Nepal on path to record paddy harvest, says DoATimely and an above-average monsoon have put Nepal on a path to a record paddy harvest that is expected to boost the economy and farm incomes besides helping the country regain food surplus status.
Timely and an above-average monsoon have put Nepal on a path to a record paddy harvest that is expected to boost the economy and farm incomes besides helping the country regain food surplus status.
According to the preliminary statistics of the Department of Agriculture (DoA), the summer paddy output has been projected to jump 15.70 percent to 5.54 million tonnes this year, the highest since 2011 when farmers grew 5.07 million tonnes of the staple grain.
The department’s figure is slightly higher than the estimate of the United Nations Food and Agriculture Organization (FAO). The FAO in its assessment of Nepal’s agriculture sector had forecast that the 2016 summer paddy output would recover to 4.8 million tonnes, up 13 percent from the 2015 level. Nepal’s paddy output fell sharply by 10.22 percent to 4.29 million tonnes last year.

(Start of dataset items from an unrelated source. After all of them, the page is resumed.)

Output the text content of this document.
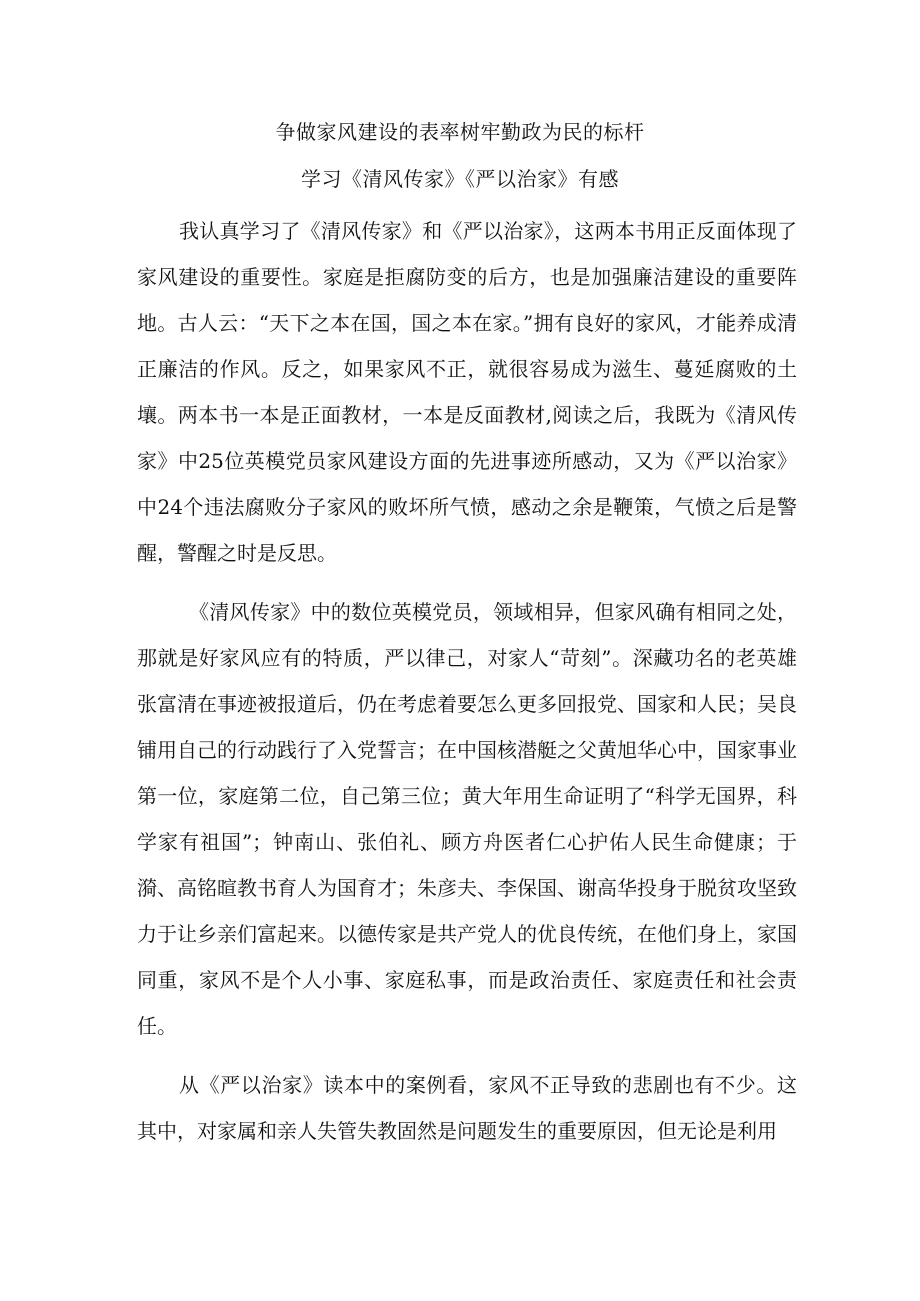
争做家风建设的表率树牢勤政为民的标杆
学习《清风传家》《严以治家》有感

我认真学习了《清风传家》和《严以治家》，这两本书用正反面体现了家风建设的重要性。家庭是拒腐防变的后方，也是加强廉洁建设的重要阵地。古人云：“天下之本在国，国之本在家。”拥有良好的家风，才能养成清正廉洁的作风。反之，如果家风不正，就很容易成为滋生、蔓延腐败的土壤。两本书一本是正面教材，一本是反面教材,阅读之后，我既为《清风传家》中25位英模党员家风建设方面的先进事迹所感动，又为《严以治家》中24个违法腐败分子家风的败坏所气愤，感动之余是鞭策，气愤之后是警醒，警醒之时是反思。

《清风传家》中的数位英模党员，领域相异，但家风确有相同之处，那就是好家风应有的特质，严以律己，对家人“苛刻”。深藏功名的老英雄张富清在事迹被报道后，仍在考虑着要怎么更多回报党、国家和人民；吴良铺用自己的行动践行了入党誓言；在中国核潜艇之父黄旭华心中，国家事业第一位，家庭第二位，自己第三位；黄大年用生命证明了“科学无国界，科学家有祖国”；钟南山、张伯礼、顾方舟医者仁心护佑人民生命健康；于漪、高铭暄教书育人为国育才；朱彦夫、李保国、谢高华投身于脱贫攻坚致力于让乡亲们富起来。以德传家是共产党人的优良传统，在他们身上，家国同重，家风不是个人小事、家庭私事，而是政治责任、家庭责任和社会责任。

从《严以治家》读本中的案例看，家风不正导致的悲剧也有不少。这其中，对家属和亲人失管失教固然是问题发生的重要原因，但无论是利用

The good news comes after two back-to-back failed monsoons that shrunk the paddy acreage to 1.35 million hectares last year. Paddy is cultivated on 1.5 million hectares of arable land in Nepal. As Nepal’s agriculture system is predominantly rain-fed, paddy fields are allowed to lie fallow when the heavens don’t open up. Round-the-year irrigation coverage amounts to only 18 percent.
According to the department’s statistics, farmers planted paddy on 1.51 million hectares this year, up 11 percent from before. This is the highest paddy acreage since 2011-12.

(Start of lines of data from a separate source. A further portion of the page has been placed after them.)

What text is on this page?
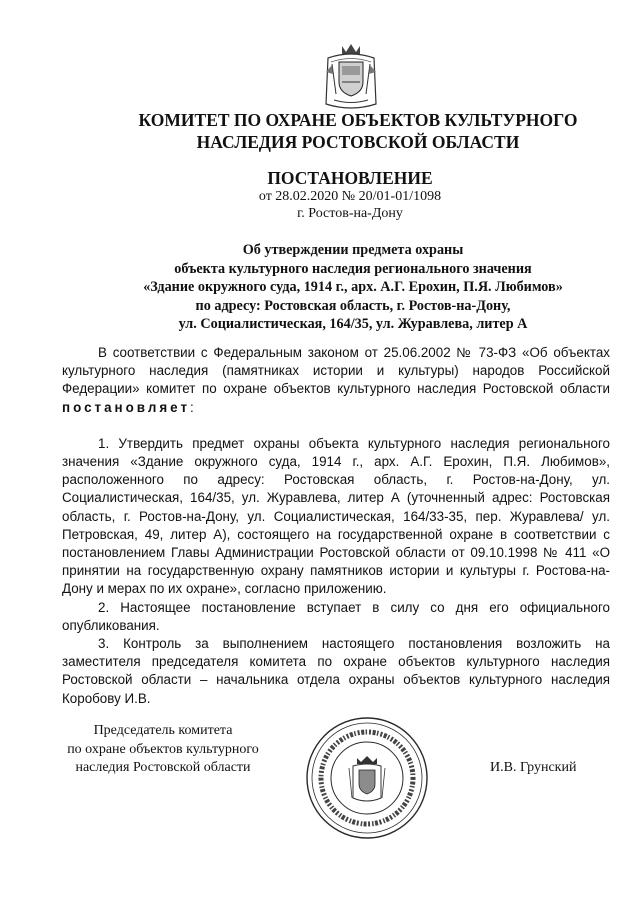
КОМИТЕТ ПО ОХРАНЕ ОБЪЕКТОВ КУЛЬТУРНОГО
НАСЛЕДИЯ РОСТОВСКОЙ ОБЛАСТИ
ПОСТАНОВЛЕНИЕ
от 28.02.2020 № 20/01-01/1098
г. Ростов-на-Дону
Об утверждении предмета охраны
объекта культурного наследия регионального значения
«Здание окружного суда, 1914 г., арх. А.Г. Ерохин, П.Я. Любимов»
по адресу: Ростовская область, г. Ростов-на-Дону,
ул. Социалистическая, 164/35, ул. Журавлева, литер А

В соответствии с Федеральным законом от 25.06.2002 № 73-ФЗ «Об объектах культурного наследия (памятниках истории и культуры) народов Российской Федерации» комитет по охране объектов культурного наследия Ростовской области постановляет:

1. Утвердить предмет охраны объекта культурного наследия регионального значения «Здание окружного суда, 1914 г., арх. А.Г. Ерохин, П.Я. Любимов», расположенного по адресу: Ростовская область, г. Ростов-на-Дону, ул. Социалистическая, 164/35, ул. Журавлева, литер А (уточненный адрес: Ростовская область, г. Ростов-на-Дону, ул. Социалистическая, 164/33-35, пер. Журавлева/ ул. Петровская, 49, литер А), состоящего на государственной охране в соответствии с постановлением Главы Администрации Ростовской области от 09.10.1998 № 411 «О принятии на государственную охрану памятников истории и культуры г. Ростова-на-Дону и мерах по их охране», согласно приложению.

2. Настоящее постановление вступает в силу со дня его официального опубликования.

3. Контроль за выполнением настоящего постановления возложить на заместителя председателя комитета по охране объектов культурного наследия Ростовской области – начальника отдела охраны объектов культурного наследия Коробову И.В.

Председатель комитета
по охране объектов культурного
наследия Ростовской области	И.В. Грунский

Average productivity has increased to 3.66 tonnes per hectare from 3.15 tonnes last year. Region-wise, paddy output in the Eastern, Central and Western regions is expected to amount to 1.62 million tonnes, 1.46 million tonnes and 1.15 million tonnes respectively. Likewise, production in the Mid-Western and Far Western regions has been estimated to reach 616,861 tonnes and 686,476 tonnes respectively.
Senior agro expert Bhola Man Singh Basnet said that a 10 percent increase in paddy production would boost the country’s GDP growth by 1 percent. The agricultural sector contributes about one-third of the real GDP, of which paddy accounts for 7-8 percent.

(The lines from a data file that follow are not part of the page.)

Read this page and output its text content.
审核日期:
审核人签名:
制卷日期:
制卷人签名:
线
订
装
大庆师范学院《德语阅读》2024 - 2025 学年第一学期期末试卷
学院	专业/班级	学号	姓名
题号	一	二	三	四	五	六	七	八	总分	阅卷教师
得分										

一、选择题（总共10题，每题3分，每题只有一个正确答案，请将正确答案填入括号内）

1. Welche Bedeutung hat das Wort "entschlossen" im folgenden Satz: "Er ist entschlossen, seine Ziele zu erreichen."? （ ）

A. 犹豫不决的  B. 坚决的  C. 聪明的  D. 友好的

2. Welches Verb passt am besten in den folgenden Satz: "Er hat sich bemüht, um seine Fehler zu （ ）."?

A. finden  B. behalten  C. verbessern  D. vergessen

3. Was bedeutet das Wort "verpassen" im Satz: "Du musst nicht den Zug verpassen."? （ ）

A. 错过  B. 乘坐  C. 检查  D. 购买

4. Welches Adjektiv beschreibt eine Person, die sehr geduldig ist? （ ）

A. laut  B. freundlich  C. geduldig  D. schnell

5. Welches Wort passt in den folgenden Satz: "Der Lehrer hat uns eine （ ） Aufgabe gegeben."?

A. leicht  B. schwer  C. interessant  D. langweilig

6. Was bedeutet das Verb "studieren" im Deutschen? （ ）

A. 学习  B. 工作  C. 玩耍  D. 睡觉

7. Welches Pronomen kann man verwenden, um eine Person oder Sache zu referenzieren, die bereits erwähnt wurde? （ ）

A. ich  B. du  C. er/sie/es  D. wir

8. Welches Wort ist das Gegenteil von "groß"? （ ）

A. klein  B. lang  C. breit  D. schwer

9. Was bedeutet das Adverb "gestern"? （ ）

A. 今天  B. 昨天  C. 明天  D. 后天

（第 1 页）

“The projected bumper paddy harvest will be a shot in the arm for Nepal’s economy that received a beating from the deadly April 25 earthquake and subsequent trade embargo last year. But there are some risks associated with a bumper harvest as a surplus will push down prices which could dampen the hopes of farmers expecting higher incomes,” he said.
“Although the government has set the minimum support price of paddy for this year, it will not help farmers as the announcement came too late,” he said.
Yubak Dhoj GC, director general of the Department of Agriculture, said that the country was on line for a record paddy harvest this year as timely and regular
monsoon rains encouraged farmers to transplant paddy on all lands available.
“Besides, timely budget allocation and distribution allowed agriculture offices across the country to supply inputs like seeds and fertilizers to farmers in adequate quantities,” he said. The bumper harvest will narrow down rice imports to some extent and help the country regain its food surplus status, he said.
According to GC, even if the country has an ‘excess surplus’ of rice, imports will not drop significantly as imported rice is of the ‘fine aromatic’ variety which is not grown much in Nepal.
“Due to burgeoning incomes and a swelling middle-class population in Nepal, demand for fine aromatic rice has been growing notably for the last few years. “We need to encourage farmers to produce high quality rice to offset ballooning imports.”
Nepal imported rice and paddy worth Rs21.86 billion in the last fiscal year, down 11.7 percent from the previous year.
Although import bills have dropped by double digits, they are still huge despite the trade embargo that lasted for five months had paralyzed Nepal’s entire trade and transit system in the last fiscal year.